Second, our study is substantially larger than most prior research and includes six waves of repeated measures, allowing us to document evidence that gender and orientation subgroup modify the relationship between sexual orientation and purging and binge eating in adolescents. The relative odds estimated within the male subsample for “mostly heterosexual,” bisexual, and gay males were substantially larger than those estimated within the female sample. That said, it is important to recognize that in most cases females within each orientation subgroup reported higher prevalence of purging and binge eating than did their male counterparts throughout the observed age period.
The emergence of disparities early in adolescence in both females and males suggests this vulnerability may be driven in part by factors shared in common by both genders, such as the types of factors posited in Minority Stress Theory.[12
] Earlier age of recognition and disclosure of lesbian, gay, or bisexual sexual orientation is linked with abuse and bullying victimization and psychological distress,[34
] and disapproval from parents is positively associated with stress[36
] and victimization by parents.[37
] In this context, it is plausible that lesbian, gay, bisexual, and “mostly heterosexual” youth in early and middle adolescence may adopt a range of unhealthful coping methods,[13
] including unhealthful eating and weight control patterns. Stress and negative affect have been found to be associated with symptoms of eating disorders.[38
Our study has several potential limitations. Generalizability of the findings is reduced by the cohort’s composition: More than 90% of participants are of white race/ethnicity and all are children of nurses. Nevertheless, GUTS recruitment was not based on sexual orientation, which therefore reduces sexual-orientation-related selection bias that can be common to samples recruited through lesbian, gay, and bisexual community settings. Small subgroup sizes for bisexual males and lesbians may have reduced stability of estimates for these groups.
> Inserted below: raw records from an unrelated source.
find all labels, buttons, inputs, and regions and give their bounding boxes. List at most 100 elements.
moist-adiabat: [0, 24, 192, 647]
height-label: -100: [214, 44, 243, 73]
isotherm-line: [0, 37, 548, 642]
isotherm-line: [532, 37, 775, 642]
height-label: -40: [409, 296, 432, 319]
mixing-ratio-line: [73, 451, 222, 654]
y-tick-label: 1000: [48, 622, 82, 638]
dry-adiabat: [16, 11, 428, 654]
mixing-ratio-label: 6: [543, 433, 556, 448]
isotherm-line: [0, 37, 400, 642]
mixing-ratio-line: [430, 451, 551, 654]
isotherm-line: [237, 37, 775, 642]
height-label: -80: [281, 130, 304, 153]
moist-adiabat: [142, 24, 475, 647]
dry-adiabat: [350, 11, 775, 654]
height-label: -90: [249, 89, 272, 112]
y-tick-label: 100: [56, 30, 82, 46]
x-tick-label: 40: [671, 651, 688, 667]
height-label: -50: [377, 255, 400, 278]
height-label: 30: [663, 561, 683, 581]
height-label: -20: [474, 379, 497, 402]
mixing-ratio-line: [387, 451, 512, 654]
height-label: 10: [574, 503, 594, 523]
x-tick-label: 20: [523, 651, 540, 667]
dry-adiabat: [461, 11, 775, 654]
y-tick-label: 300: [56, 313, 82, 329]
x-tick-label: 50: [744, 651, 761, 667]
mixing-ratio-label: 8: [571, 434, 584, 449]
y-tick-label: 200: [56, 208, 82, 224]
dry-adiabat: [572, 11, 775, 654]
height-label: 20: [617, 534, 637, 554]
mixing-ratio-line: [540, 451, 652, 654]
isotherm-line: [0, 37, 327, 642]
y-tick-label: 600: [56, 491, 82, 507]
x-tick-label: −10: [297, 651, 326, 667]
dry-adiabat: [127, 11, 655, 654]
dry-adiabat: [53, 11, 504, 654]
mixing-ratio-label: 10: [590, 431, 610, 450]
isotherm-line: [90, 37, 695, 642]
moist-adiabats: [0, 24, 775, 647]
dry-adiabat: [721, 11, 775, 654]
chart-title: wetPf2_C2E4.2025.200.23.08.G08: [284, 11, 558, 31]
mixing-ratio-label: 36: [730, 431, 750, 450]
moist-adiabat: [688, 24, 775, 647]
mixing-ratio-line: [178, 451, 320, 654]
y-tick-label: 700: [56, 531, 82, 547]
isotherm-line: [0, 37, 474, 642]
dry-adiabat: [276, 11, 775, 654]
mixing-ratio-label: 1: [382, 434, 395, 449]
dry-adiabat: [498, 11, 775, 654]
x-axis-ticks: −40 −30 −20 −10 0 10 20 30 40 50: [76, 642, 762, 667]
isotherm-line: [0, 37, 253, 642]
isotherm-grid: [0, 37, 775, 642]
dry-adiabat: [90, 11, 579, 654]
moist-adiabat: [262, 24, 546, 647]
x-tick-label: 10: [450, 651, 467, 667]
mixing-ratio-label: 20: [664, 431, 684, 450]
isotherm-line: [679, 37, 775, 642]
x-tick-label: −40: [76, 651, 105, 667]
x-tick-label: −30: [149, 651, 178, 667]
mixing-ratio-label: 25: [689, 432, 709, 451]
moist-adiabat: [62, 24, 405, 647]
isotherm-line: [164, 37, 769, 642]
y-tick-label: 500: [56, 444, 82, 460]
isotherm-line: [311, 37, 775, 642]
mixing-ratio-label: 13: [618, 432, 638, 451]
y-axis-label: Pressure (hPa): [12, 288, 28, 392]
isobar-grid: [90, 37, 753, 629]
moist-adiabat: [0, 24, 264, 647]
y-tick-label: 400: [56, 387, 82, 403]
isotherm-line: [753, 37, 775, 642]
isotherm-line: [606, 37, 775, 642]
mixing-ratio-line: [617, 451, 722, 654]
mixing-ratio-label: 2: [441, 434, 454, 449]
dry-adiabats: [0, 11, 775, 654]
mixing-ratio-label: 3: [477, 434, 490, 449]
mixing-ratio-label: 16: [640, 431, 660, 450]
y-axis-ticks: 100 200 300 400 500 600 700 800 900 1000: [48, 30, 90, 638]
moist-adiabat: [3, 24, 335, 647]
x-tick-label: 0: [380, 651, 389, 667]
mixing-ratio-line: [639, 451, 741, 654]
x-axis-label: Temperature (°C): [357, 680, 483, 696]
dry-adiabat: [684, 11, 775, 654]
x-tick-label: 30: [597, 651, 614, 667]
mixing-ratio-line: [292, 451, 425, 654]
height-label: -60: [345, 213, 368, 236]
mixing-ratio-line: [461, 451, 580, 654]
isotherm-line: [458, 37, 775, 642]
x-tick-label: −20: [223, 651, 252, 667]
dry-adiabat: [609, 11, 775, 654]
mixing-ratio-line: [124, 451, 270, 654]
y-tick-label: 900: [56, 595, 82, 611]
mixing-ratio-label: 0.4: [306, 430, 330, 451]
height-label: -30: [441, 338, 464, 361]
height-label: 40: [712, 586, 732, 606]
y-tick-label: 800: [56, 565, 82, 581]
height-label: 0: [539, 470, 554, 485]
In addition, we did not examine other deleterious weight-control behaviors characteristic of clinical and subclinical eating disorders, such as excessive exercise, use of diuretics, and fasting nor did we conduct clinical interviews to establish diagnosis of an eating disorder.[3
] Disparities may also exist in these other behaviors and in full-criteria disorder and therefore warrant further study.
Health care providers working with youth need to be alert to the elevated risk of eating disordered behaviors in “mostly heterosexual,” bisexual, and lesbian/gay adolescents of both genders. Behaviors such as binge eating and vomiting, laxative or diuretic use, excessive exercising, and fasting for weight control have been linked with many harmful psychological and physiological effects on health,[1
] and these effects are particularly concerning when they coincide with developmental periods in which healthy growth and maturation are expected to occur. Lesbian, gay, bisexual, and “mostly heterosexual” youth engaging in any of these behaviors need to be evaluated for symptom severity and referred for appropriate treatment by providers who are sensitive to the specific needs of these populations. In addition, new research initiatives will need to examine hypothesized causes of disparities in order to develop preventive interventions that will be effective for these youth.